NEW YORK (AP) -- Standard & Poor's Ratings Services said Friday that it assigned a "B'' junk-grade status rating to J.C. Penney's new $1.75 billion term loan.
The rating agency also lowered its issue-level rating on the company's unsecured debt to two notches to "CCC-" from "CCC+." S&P also reaffirmed the struggling retailer's "CCC+" junk-grade corporate credit rating.
The outlook is negative, meaning it could be downgraded again in the near future.
J.C. Penney, based in Plano, Texas, has been struggling with weak sales for some time and recent efforts to revitalize the retailer flopped.
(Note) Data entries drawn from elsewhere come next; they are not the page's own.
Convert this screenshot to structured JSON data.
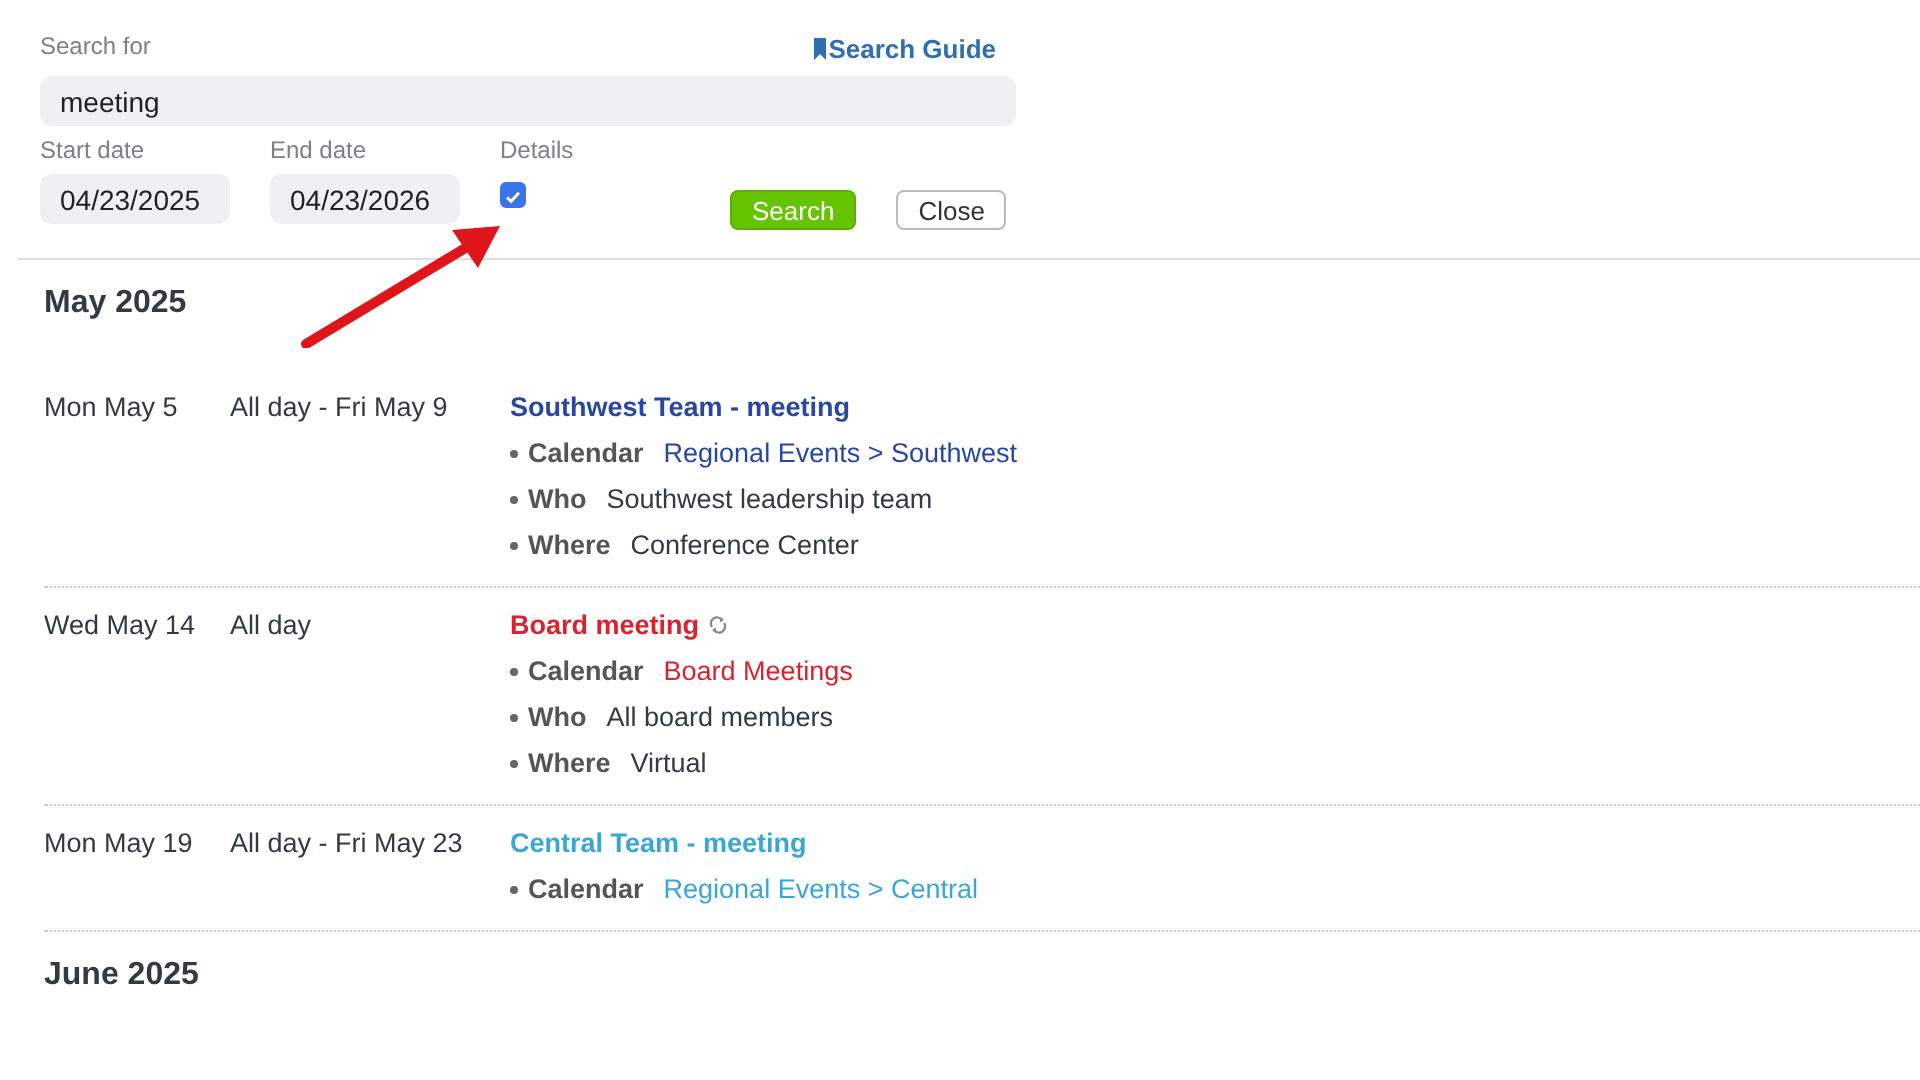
{
  "search": {
    "label": "Search for",
    "value": "meeting",
    "guide_link": "Search Guide"
  },
  "start_date": {
    "label": "Start date",
    "value": "04/23/2025"
  },
  "end_date": {
    "label": "End date",
    "value": "04/23/2026"
  },
  "details": {
    "label": "Details",
    "checked": true
  },
  "buttons": [
    {
      "label": "Search",
      "kind": "primary"
    },
    {
      "label": "Close",
      "kind": "secondary"
    }
  ],
  "annotation": {
    "kind": "arrow"
  },
  "months": [
    {
      "title": "May 2025",
      "events": [
        {
          "date": "Mon May 5",
          "time": "All day - Fri May 9",
          "title": "Southwest Team - meeting",
          "color": "#2a46a3",
          "recurring": false,
          "details": [
            {
              "kind": "link",
              "label": "Calendar",
              "value": "Regional Events > Southwest"
            },
            {
              "kind": "text",
              "label": "Who",
              "value": "Southwest leadership team"
            },
            {
              "kind": "text",
              "label": "Where",
              "value": "Conference Center"
            }
          ]
        },
        {
          "date": "Wed May 14",
          "time": "All day",
          "title": "Board meeting",
          "color": "#d9232e",
          "recurring": true,
          "details": [
            {
              "kind": "link",
              "label": "Calendar",
              "value": "Board Meetings"
            },
            {
              "kind": "text",
              "label": "Who",
              "value": "All board members"
            },
            {
              "kind": "text",
              "label": "Where",
              "value": "Virtual"
            }
          ]
        },
        {
          "date": "Mon May 19",
          "time": "All day - Fri May 23",
          "title": "Central Team - meeting",
          "color": "#3aa6d6",
          "recurring": false,
          "details": [
            {
              "kind": "link",
              "label": "Calendar",
              "value": "Regional Events > Central"
            }
          ]
        }
      ]
    },
    {
      "title": "June 2025"
    }
  ]
}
The company has since appointed a new CEO, but investors remain skeptical.
S&P said that in this highly competitive environment, J.C. Penney may lose market share to other players, such as Macy's, Kohl's or other department stores and off-price retailers, which could hurt the company's performance.
S&P believes there could be further meaningful changes over the next few months as the new CEO reassesses recent changes to the company that have contributed to its performance over the past year. But it said that any changes could take time and it's uncertain if they will stabilize the retailer's operations.
Shares of J.C. Penney Co. Inc. rose 36 cents, or 2.1 percent, to close at $17.72. The stock has lost about half its value since this time last year.